PHILADELPHIA (NYTIMES) - The Trump administration has brought a man suspected of belonging to Al-Qaeda to the United States to face trial in federal court, backing off its hard-line position that terrorism suspects should be sent to the naval prison in Guantánamo Bay, Cuba, rather than to civilian courtrooms.
The suspect, Ali Charaf Damache, a dual Algerian and Irish citizen, was transferred from Spain and appeared on Friday (July 21) in federal court in Philadelphia, making him the first foreigner brought to the United States to face terrorism charges under President Donald Trump.
The authorities believe Damache was an Al-Qaeda recruiter. He was charged with helping plot to kill a Swedish cartoonist who depicted the Prophet Muhammad in cartoons.

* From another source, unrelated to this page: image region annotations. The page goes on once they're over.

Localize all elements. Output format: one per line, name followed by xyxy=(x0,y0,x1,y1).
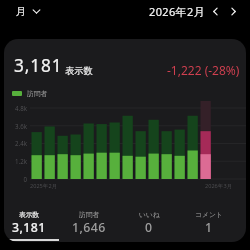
staticText: 3,181 xyxy=(12,219,46,236)
staticText: 表示数 xyxy=(65,65,93,77)
staticText: 4.8k xyxy=(14,104,27,112)
staticText: -1,222 (-28%) xyxy=(167,62,240,78)
button[interactable]: Previous month xyxy=(208,4,222,18)
button[interactable]: コメント xyxy=(179,202,239,242)
staticText: コメント xyxy=(195,210,223,219)
staticText: 表示数 xyxy=(19,210,40,219)
staticText: 2025年2月 xyxy=(30,182,58,190)
staticText: 3.6k xyxy=(14,122,27,130)
button[interactable]: Next month xyxy=(226,4,240,18)
staticText: 訪問者 xyxy=(27,89,48,98)
staticText: 2026年2月 xyxy=(149,4,205,19)
staticText: 0 xyxy=(23,175,27,183)
staticText: 1,646 xyxy=(72,219,106,236)
button[interactable]: いいね xyxy=(119,202,179,242)
staticText: 0 xyxy=(145,219,153,236)
staticText: 1.2k xyxy=(14,157,27,165)
button[interactable]: 表示数 xyxy=(4,202,59,242)
staticText: 月 xyxy=(16,5,26,18)
staticText: 2.4k xyxy=(14,139,27,147)
staticText: いいね xyxy=(139,210,160,219)
staticText: 2026年3月 xyxy=(205,182,233,190)
staticText: 1 xyxy=(205,219,213,236)
button[interactable]: 月 xyxy=(13,3,44,20)
staticText: 訪問者 xyxy=(79,210,100,219)
button[interactable]: 訪問者 xyxy=(59,202,119,242)
staticText: 3,181 xyxy=(14,54,63,77)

With Damache's transfer, Attorney General Jeff Sessions adopted a strategy that he vehemently opposed when it was carried out under President Barack Obama.
Sessions said for years that terrorism suspects should be held and prosecuted at Guantánamo Bay. He has said that terrorists did not deserve the same legal rights as common criminals and that such trials were too dangerous to hold on US soil.
On Friday, Sessions gave a speech one block away from the Philadelphia courthouse where Damache appeared and did not address the case.
The Justice Department issued only a brief news release and a spokesman, Ian Prior, said in a statement that Damache was indicted in 2011 in federal court but did not acknowledge the attorney general's yearslong criticism or answer questions about whether those opinions have changed.
Damache, 52, was arrested in Ireland in 2010, but he was released after an Irish judge rejected a request from the US to extradite him. He was arrested again in 2015 in Spain. Under Obama, the Justice Department began seeking his extradition, and that effort continued under Trump.
Had the Trump administration insisted on bringing Damache to Guantánamo Bay, it would have met strong opposition in Europe. The US' closest allies refuse to participate in any effort to bring new prisoners to Guantánamo. They have come to regard the prison there as a legal morass and a symbol of American abuse and mistreatment.